Salute Our Heroes: Arnold King takes pride in keeping KU Health System St. Francis clean and safe for patients
TOPEKA, Kan. (WIBW) - An Environmental Service Director at the University of Kansas Health System St. Francis receives recognition for his ongoing efforts to keep the hospital safe.
Arnold King has served as the Environmental Service Director at the University of Kansas Health System St. Francis campus for six-years.
King says serving patients with quality is his number one priority, “it’s actually something that I love to do.”
Since 2016, Arnold King has served as the Environmental Service Director and he says he’s passionate about keeping a clean facility and keeping patients safe.
“When I come in each day my main focus is to make sure the staff has what they need, the staff is working safe, and the staff is engaging with their patients for the rooms that they’re cleaning in the folks that they’re coming around in contact with each and every day,” said King.
King says he’s passionate about keeping a clean facility and keeping patients safe.
“When you provide a clean environment, you’re providing a healing environment. When you provide a clean environment, you’re providing a safe environment. When you provide a clean environment, you’re providing quality that people cannot only see but they can feel,” King explained. “It’s not just a passion but it’s something that I feel is a calling for me.”
“When I got into this business, I pulled trash and pulled medical waste around the hospital. and somebody saw something in me 15 or 16 years ago, that I am eternally grateful for,” he added.
King says he pushes the team to operate at the hospital’s four-star cleanliness standards. “I’m instilling that in my managers, I’m instilling that in my supervisors. I’m instilling that in the workers that have been for here 20 years and, the workers who have been here two months,” he said. “So they know that from top-down if there’s something on the floor if the director picks it up, you pick it up. If I engage with a doctor or nurse walking down the hallway, that’s the same expectations I have for everybody up under me.”
King says his team are the true unsung heroes, “we have to have the trash person, we have to have the person willing to into the room, engage with the patient.”
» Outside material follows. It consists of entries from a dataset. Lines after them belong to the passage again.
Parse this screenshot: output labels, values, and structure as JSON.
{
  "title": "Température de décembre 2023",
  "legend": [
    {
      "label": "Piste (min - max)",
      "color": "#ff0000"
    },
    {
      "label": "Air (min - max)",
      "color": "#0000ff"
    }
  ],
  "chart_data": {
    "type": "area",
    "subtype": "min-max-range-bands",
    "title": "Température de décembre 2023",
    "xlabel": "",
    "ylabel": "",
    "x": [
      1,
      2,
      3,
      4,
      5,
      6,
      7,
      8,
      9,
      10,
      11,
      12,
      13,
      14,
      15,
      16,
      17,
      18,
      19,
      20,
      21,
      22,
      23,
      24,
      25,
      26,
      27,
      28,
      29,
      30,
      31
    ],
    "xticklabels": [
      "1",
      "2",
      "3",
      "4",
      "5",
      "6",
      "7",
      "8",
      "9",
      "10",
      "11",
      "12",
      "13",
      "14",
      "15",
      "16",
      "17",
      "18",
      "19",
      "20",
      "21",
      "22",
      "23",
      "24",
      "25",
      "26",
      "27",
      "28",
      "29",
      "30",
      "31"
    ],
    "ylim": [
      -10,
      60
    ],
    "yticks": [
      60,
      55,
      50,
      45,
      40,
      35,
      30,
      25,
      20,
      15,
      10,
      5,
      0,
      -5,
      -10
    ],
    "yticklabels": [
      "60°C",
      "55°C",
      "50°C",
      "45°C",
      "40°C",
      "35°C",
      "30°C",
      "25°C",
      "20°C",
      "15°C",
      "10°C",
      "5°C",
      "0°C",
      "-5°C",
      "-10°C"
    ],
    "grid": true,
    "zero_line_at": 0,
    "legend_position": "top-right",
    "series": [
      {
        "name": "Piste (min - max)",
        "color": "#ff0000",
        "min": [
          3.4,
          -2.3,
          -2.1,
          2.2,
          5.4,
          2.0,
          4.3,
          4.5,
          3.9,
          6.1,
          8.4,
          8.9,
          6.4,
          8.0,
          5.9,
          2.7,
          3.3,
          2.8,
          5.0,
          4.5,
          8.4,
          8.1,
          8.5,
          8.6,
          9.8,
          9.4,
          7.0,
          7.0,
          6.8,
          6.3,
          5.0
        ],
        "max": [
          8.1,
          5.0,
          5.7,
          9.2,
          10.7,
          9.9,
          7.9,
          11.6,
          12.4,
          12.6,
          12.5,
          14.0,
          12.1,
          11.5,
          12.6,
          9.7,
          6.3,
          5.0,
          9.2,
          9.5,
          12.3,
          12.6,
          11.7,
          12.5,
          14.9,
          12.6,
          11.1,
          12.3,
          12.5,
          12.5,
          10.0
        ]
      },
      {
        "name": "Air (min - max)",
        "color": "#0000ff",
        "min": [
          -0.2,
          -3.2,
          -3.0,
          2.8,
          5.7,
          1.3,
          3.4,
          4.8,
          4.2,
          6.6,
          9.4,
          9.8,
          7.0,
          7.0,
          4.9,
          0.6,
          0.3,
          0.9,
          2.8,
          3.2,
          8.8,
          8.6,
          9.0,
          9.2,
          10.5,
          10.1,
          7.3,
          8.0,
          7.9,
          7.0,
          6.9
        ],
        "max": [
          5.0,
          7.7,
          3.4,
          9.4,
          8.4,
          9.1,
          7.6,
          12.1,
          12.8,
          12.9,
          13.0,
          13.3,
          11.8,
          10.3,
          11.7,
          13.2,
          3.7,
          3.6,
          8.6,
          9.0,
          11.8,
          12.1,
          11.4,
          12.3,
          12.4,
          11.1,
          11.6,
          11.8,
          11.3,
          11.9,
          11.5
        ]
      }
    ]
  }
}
“We have to have the person who’s willing to sweep the floor, we have to have the person who’s willing to talk to the patient every single day as they clean the room because then that patient is encouraged each and every day,” he added.
He says he appreciates when patients send “Thank You’s” for their efforts, “we’re only in a room for 11 minutes, but those 11 minutes we feel makes us part of the healing team here and our physicians and nurses tell us that as well, so we enjoy the fact that they let us know that being part of the healing team is a combined effort.”
King manages about 50 employees.
King told us that he hopes the team continues to advance the hospital’s satisfaction scores.